There are 3 types of strokes commonly seen:
- Ischemic stroke is the most common form accounting for nearly 90 percent of episodes. Usually a blood clot develops that blocks off blood flow to brain tissue causing damage within a few minutes. Similar to having a heart attack, this clot (thrombus) may develop from atherosclerotic fatty deposits on the arterial wall causing narrowing and eventually complete blockage of the blood vessel. Also, one may develop ischemia of brain tissue by having a clot from another area of the body (embolism) travel to a cerebral artery and cause blockage. Having an irregular heartbeat called atrial fibrillation is a very common cause of cerebral embolism (from a thrombotic clot traveling upwards from the heart).

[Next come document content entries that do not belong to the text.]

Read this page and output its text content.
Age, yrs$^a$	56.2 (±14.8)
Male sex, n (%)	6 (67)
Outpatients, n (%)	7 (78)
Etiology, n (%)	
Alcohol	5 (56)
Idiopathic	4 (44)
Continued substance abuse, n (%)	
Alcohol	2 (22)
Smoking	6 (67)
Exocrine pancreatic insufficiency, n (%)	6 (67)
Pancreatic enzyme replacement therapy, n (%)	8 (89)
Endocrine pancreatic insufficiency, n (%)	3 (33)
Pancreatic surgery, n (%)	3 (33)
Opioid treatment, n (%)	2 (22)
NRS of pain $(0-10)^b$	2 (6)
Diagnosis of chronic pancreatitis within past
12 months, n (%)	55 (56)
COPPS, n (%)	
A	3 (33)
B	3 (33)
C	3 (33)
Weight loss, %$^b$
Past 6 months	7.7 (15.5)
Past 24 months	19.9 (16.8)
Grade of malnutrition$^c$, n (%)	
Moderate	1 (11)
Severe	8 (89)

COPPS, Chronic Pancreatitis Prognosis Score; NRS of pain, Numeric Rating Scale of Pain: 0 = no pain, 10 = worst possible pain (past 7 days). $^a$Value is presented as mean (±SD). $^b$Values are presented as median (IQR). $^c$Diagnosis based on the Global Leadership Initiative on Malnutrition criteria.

- Hemorrhagic strokes are less common but far more deadly than those caused by ischemia. These are often caused by rupture (bursting) of a ballooning area of an artery called an aneurysm. Also, uncontrolled high blood pressure can cause a brain artery to weaken and rupture causing excessive bleeding and damage within the brain tissue.
- T.I.A. stands for Transient Ischemic Attack and is essentially a mini ischemic stroke. The symptoms last only a few minutes as blood flow to the brain is quickly restored before any permanent damage occurs. However, these are often precursors to developing a full ischemic stroke and must be treated as a serious warning of impending full ischemic damage.
What are risk factors? We know that Afro-American and Hispanic men over the age of 55 are at greatest peril of stroking. Having untreated hypertension, diabetes, atherosclerotic heart disease (with high cholesterol) and obesity are the most common conditions placing one at risk for developing a stroke. Smoking, heavy drinking and using stimulant drugs such as methamphetamine are lifestyle choices that critically worsen one’s stroke chances. Also, taking hormonal medications can slightly increase the threat of having a stroke.
How can we prevent strokes? Obviously trying to decrease one’s risks by properly addressing and treating their disease conditions and also avoiding “poor” lifestyle choices are certainly the best preventive measure for stroke evasion. Taking a daily low-dose aspirin is highly recommended for those patients that have had an ischemic stroke or suffer from TIA’s. However, this could cause excessive bleeding in one with a hemorrhagic condition. If possible, all patients with chronic atrial fibrillation should be on a blood thinner to avoid throwing an embolic thrombus from the heart. Recently, the usage of TPA (a blood thinner) is often administered within the first 4 hours of stroke onset with excellent results in stopping the progression of neurological damage cause by the vascular incident. On a positive note, recent studies have shown that the incidence and mortality (death rate) of stroke have significantly decreased over the past 20 years. We obviously need to continue in that upward direction.